The Generalized Lasso for Sub-gaussian Measurements with Dithered Quantization

TL;DR

This paper extends the analysis of the Generalized Lasso to settings with quantized measurements, demonstrating that it maintains favorable recovery guarantees under uniform and one-bit quantization with dithering.

Contribution

It provides theoretical guarantees for the G-Lasso in quantized measurement scenarios, including one-bit quantization, with insights on dithering and error dependence.

Findings

G-Lasso achieves near-optimal recovery with uniform dithering and sub-gaussian measurements.

One-bit quantized measurements with dithering cause only a logarithmic error rate loss.

Theoretical bounds guide the choice of dithering range for effective signal recovery.

Abstract

In the problem of structured signal recovery from high-dimensional linear observations, it is commonly assumed that full-precision measurements are available. Under this assumption, the recovery performance of the popular Generalized Lasso (G-Lasso) is by now well-established. In this paper, we extend these types of results to the practically relevant settings with quantized measurements. We study two extremes of the quantization schemes, namely, uniform and one-bit quantization; the former imposes no limit on the number of quantization bits, while the second only allows for one bit.
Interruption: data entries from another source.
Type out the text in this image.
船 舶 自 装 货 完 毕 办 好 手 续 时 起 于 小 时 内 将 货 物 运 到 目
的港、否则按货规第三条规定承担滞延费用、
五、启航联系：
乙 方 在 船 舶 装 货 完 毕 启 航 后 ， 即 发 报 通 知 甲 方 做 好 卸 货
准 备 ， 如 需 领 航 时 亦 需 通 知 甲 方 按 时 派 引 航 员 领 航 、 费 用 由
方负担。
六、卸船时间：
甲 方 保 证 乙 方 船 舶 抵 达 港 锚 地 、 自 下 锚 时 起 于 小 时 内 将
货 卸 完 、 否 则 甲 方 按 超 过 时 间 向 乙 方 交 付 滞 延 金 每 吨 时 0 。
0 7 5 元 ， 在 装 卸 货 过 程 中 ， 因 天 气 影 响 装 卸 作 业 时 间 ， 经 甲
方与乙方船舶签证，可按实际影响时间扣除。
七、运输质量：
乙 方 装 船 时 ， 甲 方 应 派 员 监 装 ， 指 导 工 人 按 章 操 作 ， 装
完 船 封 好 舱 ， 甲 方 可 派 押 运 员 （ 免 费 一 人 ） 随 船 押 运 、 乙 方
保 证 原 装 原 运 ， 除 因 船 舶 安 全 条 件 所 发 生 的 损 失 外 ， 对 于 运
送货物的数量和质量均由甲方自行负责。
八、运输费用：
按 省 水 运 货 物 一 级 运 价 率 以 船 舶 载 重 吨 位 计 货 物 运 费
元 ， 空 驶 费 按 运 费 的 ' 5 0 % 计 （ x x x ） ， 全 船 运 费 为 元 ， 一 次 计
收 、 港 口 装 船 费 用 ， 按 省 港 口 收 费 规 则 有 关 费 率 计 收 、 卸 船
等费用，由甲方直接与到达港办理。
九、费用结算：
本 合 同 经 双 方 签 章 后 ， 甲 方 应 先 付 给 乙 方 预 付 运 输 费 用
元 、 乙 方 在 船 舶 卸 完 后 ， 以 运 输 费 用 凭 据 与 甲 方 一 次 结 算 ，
In the presence of a uniform dithering signal and when measurement vectors are sub-gaussian, we show that the same algorithm (i.e., the G-Lasso) has favorable recovery guarantees for both uniform and one-bit quantization schemes. Our theoretical results, shed light on the appropriate choice of the range of values of the dithering signal and accurately capture the error dependence on the problem parameters. For example, our error analysis shows that the G-Lasso with one-bit uniformly dithered measurements leads to only a logarithmic rate loss compared to the full-precision measurements.